September 21, 2022
New Hope Network writers spoke with certain NEXTY Award finalists to share their stories before the awards were announced in September. Atlantic Sea Farms' Basil Pesto Sea-Veggie Burgers won the NEXTY Award for Best New Product Supporting a Plant-Based Lifestyle.
First, the Gulf of Maine is warming faster than almost any other body of ocean in the world, according to the Gulf of Maine Research Institute, and the state's coastal economy depends almost entirely on one wild fishery: lobster.
Second, 98% of the seaweed consumed in the U.S. is grown overseas, often in compromised waters with questionable labor practices, then shipped across the world to get to our plates.
Saco, Maine-based Atlantic Sea Farms saw an opportunity to launch a new marine industry that helps solve both of these problems: kelp aquaculture. By working with independent partner fishermen farmers to diversify their incomes in the face of climate change—and driving a market on their behalf with innovative products and an entirely new domestic supply chain—Atlantic Sea Farms is actively improving the local food system for both consumers and kelp farmers.
"By making kelp farming a viable opportunity for those already working on the water, we have been able to grow supply in the U.S. by almost 250%," says Chief Marketing Officer Jesse Baines. "Today, we represent more than 80% of the cultivated seaweed production in the country."
For its innovative Ginger Sesame Sea-Veggie Burger, Atlantic Sea Farms is a Natural Products Expo East NEXTY Award finalist in the Best New Frozen Product category and the Best New Product Supporting a Plant-Based Lifestyle category. The brand's Cranberry Kelp Cubes is a finalist in the Best Planet-Forward Product category, as well.
New Hope Network caught up with Atlantic Sea Farms to learn more about its "ocean approved" kelp and how a dedicated community of lobster fishermen and conservationists are working together to improve the local economy—and our planet.
Tell us about your partners. What was the initial community response to Atlantic Sea Farms?
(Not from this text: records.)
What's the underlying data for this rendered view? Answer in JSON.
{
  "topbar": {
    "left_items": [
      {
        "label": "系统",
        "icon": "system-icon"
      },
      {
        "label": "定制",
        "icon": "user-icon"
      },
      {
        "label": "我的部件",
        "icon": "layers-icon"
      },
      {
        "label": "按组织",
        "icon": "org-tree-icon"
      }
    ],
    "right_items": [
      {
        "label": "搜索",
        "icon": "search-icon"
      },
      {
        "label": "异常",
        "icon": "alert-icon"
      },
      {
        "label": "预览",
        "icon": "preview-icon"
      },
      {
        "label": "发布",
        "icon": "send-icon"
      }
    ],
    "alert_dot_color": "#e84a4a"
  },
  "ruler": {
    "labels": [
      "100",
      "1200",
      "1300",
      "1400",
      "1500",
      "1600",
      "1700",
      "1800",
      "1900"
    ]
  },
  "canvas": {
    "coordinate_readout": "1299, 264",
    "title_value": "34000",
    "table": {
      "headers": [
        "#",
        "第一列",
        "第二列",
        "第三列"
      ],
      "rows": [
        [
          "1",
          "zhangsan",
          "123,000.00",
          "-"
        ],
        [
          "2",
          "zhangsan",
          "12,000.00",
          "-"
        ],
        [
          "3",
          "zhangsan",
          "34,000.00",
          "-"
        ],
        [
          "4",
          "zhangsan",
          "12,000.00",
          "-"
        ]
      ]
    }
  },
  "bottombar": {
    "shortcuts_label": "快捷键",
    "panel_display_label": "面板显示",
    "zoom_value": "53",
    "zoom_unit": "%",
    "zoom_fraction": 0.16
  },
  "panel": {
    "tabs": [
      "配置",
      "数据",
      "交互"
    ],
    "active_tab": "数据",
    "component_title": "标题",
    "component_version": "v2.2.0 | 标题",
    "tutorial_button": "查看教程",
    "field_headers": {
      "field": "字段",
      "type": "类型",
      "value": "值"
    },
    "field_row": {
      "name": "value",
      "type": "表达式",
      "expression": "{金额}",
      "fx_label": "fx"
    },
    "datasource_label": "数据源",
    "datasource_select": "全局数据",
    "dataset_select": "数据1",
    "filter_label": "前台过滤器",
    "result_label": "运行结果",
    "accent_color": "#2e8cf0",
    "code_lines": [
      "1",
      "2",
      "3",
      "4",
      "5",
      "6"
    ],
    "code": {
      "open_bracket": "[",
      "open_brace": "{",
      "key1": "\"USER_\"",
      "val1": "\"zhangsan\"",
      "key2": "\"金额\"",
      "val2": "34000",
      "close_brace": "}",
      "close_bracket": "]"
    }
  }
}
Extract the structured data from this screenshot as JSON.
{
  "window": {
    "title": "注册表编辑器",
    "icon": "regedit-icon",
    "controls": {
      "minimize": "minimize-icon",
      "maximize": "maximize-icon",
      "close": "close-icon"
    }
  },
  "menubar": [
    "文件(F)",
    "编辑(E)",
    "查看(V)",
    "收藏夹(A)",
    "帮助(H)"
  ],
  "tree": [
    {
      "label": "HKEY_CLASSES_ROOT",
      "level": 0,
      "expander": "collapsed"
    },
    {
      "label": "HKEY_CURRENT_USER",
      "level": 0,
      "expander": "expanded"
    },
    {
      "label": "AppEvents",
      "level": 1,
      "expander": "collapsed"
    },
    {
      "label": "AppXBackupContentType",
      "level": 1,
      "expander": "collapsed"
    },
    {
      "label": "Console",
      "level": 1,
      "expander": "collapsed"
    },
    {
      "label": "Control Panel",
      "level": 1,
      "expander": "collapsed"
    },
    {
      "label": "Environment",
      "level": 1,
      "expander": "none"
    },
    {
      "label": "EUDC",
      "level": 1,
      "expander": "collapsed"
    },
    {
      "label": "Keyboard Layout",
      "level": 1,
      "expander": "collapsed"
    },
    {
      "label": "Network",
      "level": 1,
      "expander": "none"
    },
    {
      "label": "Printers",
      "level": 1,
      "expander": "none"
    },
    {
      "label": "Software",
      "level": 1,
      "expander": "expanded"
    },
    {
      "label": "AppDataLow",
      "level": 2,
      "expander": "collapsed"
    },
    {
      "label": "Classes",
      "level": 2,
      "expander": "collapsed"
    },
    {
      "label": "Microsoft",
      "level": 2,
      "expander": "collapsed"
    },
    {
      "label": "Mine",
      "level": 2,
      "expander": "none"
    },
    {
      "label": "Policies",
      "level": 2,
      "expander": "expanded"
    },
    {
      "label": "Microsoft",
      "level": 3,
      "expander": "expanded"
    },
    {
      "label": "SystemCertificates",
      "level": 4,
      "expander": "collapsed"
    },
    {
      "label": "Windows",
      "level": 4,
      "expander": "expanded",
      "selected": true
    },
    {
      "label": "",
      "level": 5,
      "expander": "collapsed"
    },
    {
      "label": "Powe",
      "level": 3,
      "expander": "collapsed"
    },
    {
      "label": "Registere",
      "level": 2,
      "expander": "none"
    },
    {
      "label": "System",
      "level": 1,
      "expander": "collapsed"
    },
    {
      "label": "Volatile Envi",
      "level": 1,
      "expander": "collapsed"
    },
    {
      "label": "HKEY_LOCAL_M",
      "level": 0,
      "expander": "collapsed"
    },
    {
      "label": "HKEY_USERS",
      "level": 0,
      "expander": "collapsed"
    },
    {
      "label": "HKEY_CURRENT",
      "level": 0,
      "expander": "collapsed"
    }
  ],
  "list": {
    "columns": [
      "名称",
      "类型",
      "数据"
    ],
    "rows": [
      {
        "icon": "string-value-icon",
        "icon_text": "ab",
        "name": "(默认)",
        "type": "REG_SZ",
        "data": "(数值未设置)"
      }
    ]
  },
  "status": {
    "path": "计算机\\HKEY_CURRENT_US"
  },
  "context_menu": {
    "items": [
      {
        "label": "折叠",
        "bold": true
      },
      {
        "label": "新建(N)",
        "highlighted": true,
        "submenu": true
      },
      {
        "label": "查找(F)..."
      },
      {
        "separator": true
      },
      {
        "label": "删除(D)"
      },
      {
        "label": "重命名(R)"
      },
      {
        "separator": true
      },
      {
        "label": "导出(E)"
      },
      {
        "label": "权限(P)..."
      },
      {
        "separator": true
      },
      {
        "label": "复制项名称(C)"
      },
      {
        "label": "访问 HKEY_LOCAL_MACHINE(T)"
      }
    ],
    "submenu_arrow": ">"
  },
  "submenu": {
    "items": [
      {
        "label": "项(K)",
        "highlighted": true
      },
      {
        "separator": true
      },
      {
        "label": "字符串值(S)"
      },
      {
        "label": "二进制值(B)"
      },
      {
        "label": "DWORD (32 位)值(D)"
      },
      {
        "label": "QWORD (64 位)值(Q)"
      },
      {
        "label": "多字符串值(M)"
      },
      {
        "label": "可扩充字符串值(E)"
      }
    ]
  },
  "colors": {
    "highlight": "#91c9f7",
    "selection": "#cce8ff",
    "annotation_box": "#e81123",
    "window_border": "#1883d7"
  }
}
Jesse Baines: Almost all of our partner farmers are lobster fishermen. We also work with other marine businesses, such as mussel farmers and one boat-mooring business. It's really important to work with people who are already set up for success. These are small family businesses with a generational understanding of working on the ocean, and the key infrastructure required to be successful. The response from our local communities here was trepidatious at first, but now that we have shown that kelp farming is not only good for the health of consumers and the ocean—but also good for farmers' pockets—we have a long waitlist of people hoping to join our community.
Explain the difference between Atlantic Sea Farms kelp and the vast majority of kelp that most Americans consume. How is your "ocean approved'' kelp better for the environment and our health?
JB: Ninety-eight percent of the seaweed consumed in the U.S. is grown overseas, and until Atlantic Sea Farms came along, all of it was dried. By offering consumers fresh kelp grown in the reliably clean, cold waters of Maine, we're providing traceability and fresh, nutrient dense seaweed that wasn't available before.
Additionally, by working with fishermen, consumers can see that their purchase is actively improving the health of the ocean and the livelihoods of the people who depend on it. Kelp farming is a diversification strategy in the face of climate change, while also mitigating some of its effects on our local oceans by capturing both carbon and nitrogen, improving the health and balance of the water with every harvest.
A big part of your business model is working with chefs, restaurants, and foodservice organizations. What's a project/partnership you're especially proud of in this realm, and why?
JB: Working with chefs and foodservice organizations is a major opportunity to get more partner kelp farmers into the water and drive more positive impact back to our coast. Right now we are working with a number of universities, most notably the University of Massachusetts Amherst, who is famous for its campus dining program. The team at UMass is literally writing the playbook of how to add more fresh, domestic kelp into foodservice programs. They are making amazing menu items with our kelp, like kelp salad with chili crisp, Portuguese seafood sausage stew, and Vietnamese kelp slaw.
What is the single most important message you would like to communicate about Atlantic Sea Farms and your mission?
JB: I want people to know that through innovative, delicious foods we can weave regenerative farming practices and climate activism back into our food systems at scale. The key is putting the reins back into the hands of the people who grow our food.
Why did you choose to enter the Expo East NEXTY Awards competition this year?
JB: While everyone is collectively working on important solutions to climate change and so many of us are wondering where to apply our energies, there is a community of fishermen up in Maine putting their heads down and getting to work. These products are innovative, nourishing and super tasty—but most of all, they are a testament to the good work being done by our amazing partner kelp farmers. I just want more people to know about that.
What would it mean to your team if Atlantic Sea Farms won a NEXTY this year?
JB: So much! We're a small but mighty team up here in Maine, and we continue to innovate and iterate and work our tails off because we want to make a difference. Knowing that others see value in this work is exciting and helps us keep trucking. We know that these first-in-kind products are exactly what consumers are looking for as they make better decisions for their own health, enjoyment and our planet.